2010-06-28  |     |  Inscrit à la bibliotèque par Dolcu Emilia



IX

- N’y a-t-il pas quelque plaisanterie là-dessous?... demanda le jeune homme.
Le vieillard hocha la tête et dit gravement:
- Je ne saurais vous répondre. Mais j’ai offert le terrible pouvoir dont cette peau religieuse est investie, à des hommes doués de plus d’énergie que vous ne paraissez en avoir; et, tout en se moquant de la problématique influence qu’elle devait exercer sur leurs destinées futures, aucun n’a voulu se risquer à signer le contrat fatal si curieusement proposé par je ne sais quelle puissance. Je pense comme eux; comme eux, j’ai douté, je me suis abstenu, et…

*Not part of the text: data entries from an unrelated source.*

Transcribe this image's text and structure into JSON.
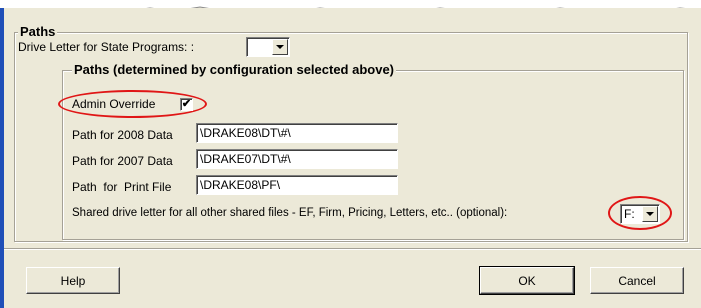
{
  "paths_group": {
    "title": "Paths",
    "drive_letter_label": "Drive Letter for State Programs: :",
    "drive_letter_value": ""
  },
  "config_group": {
    "title": "Paths (determined by configuration selected above)",
    "admin_override_label": "Admin Override",
    "admin_override_checked": true,
    "check_glyph": "✔",
    "fields": [
      {
        "label": "Path for 2008 Data",
        "value": "\\DRAKE08\\DT\\#\\"
      },
      {
        "label": "Path for 2007 Data",
        "value": "\\DRAKE07\\DT\\#\\"
      },
      {
        "label": "Path  for  Print File",
        "value": "\\DRAKE08\\PF\\"
      }
    ],
    "shared_drive_label": "Shared drive letter for all other shared files - EF, Firm, Pricing, Letters, etc.. (optional):",
    "shared_drive_value": "F:"
  },
  "buttons": {
    "help": "Help",
    "ok": "OK",
    "cancel": "Cancel"
  },
  "colors": {
    "dialog_bg": "#ece9d8",
    "highlight": "#e01616",
    "titlebar_edge": "#1f4fb8"
  }
}
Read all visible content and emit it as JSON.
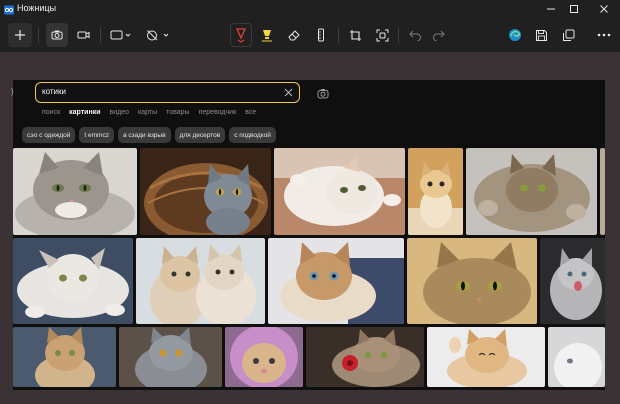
{
  "window": {
    "title": "Ножницы"
  },
  "search": {
    "query": "котики"
  },
  "tabs": [
    {
      "label": "поиск",
      "active": false
    },
    {
      "label": "картинки",
      "active": true
    },
    {
      "label": "видео",
      "active": false
    },
    {
      "label": "карты",
      "active": false
    },
    {
      "label": "товары",
      "active": false
    },
    {
      "label": "переводчик",
      "active": false
    },
    {
      "label": "все",
      "active": false
    }
  ],
  "chips": [
    "сэо с одеждой",
    "t emmcz",
    "а сзади взрыв",
    "для десертов",
    "с подводкой"
  ],
  "colors": {
    "accent": "#f2c94c",
    "pen_red": "#e0403a",
    "highlighter": "#f5d547",
    "canvas_background": "#3a3235"
  },
  "icons": {
    "new": "plus-icon",
    "screenshot_mode": "camera-icon",
    "video_mode": "video-icon",
    "shape": "rectangle-select-icon",
    "delay": "timer-off-icon",
    "pen": "pen-icon",
    "highlighter": "highlighter-icon",
    "eraser": "eraser-icon",
    "ruler": "ruler-icon",
    "crop": "crop-icon",
    "text_actions": "text-actions-icon",
    "undo": "undo-icon",
    "redo": "redo-icon",
    "edge": "edge-browser-icon",
    "save": "save-icon",
    "copy": "copy-icon",
    "more": "more-icon"
  },
  "images": [
    {
      "subject": "grey tabby kitten lying"
    },
    {
      "subject": "grey kitten in wicker basket"
    },
    {
      "subject": "white kitten lying on back"
    },
    {
      "subject": "small ginger kitten sitting"
    },
    {
      "subject": "tabby kitten lying on back"
    },
    {
      "subject": "white kitten lying on side"
    },
    {
      "subject": "two cream kittens"
    },
    {
      "subject": "fluffy ginger kitten"
    },
    {
      "subject": "tabby kitten face closeup"
    },
    {
      "subject": "grey kitten meowing"
    },
    {
      "subject": "ginger kitten sitting"
    },
    {
      "subject": "grey british kitten"
    },
    {
      "subject": "kitten in pink hood"
    },
    {
      "subject": "kitten with red flower"
    },
    {
      "subject": "ginger kitten stretching"
    },
    {
      "subject": "white kitten partial"
    }
  ]
}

- Vous n’avez pas même essayé?... dit le jeune homme.
- Essayer!... reprit le vieillard. Si vous étiez sur la colonne de la place Vendôme, essayeriez-vous de vous jeter dans les airs? … Peut-on arrêter le cours de la vie? L’homme n’a-t-il jamais pu scinder la mort?
Avant d’entrer dans ce cabinet, vous aviez résolu de périr par un suicide… Mais, tout à coup,
un secret vous occupe, et vous distrait de mourir!... Enfant!... Chacun de vos jours ne vous offrira-t-il pas une énigme plus intéressante que celle-ci?...
Écoutez-moi…
J’ai vu la cour licencieuse du régent… Alors, comme vous, j’étais dans la misère: j’ai mendié mon pain. Néanmoins, j’ai atteint l’âge de cent deux ans, et je suis devenu millionnaire… Le malheur m’a donné la fortune, et l’ignorance m’a instruit.
Je vais vous révéler en peu de mots un grand mystère de la vie humaine.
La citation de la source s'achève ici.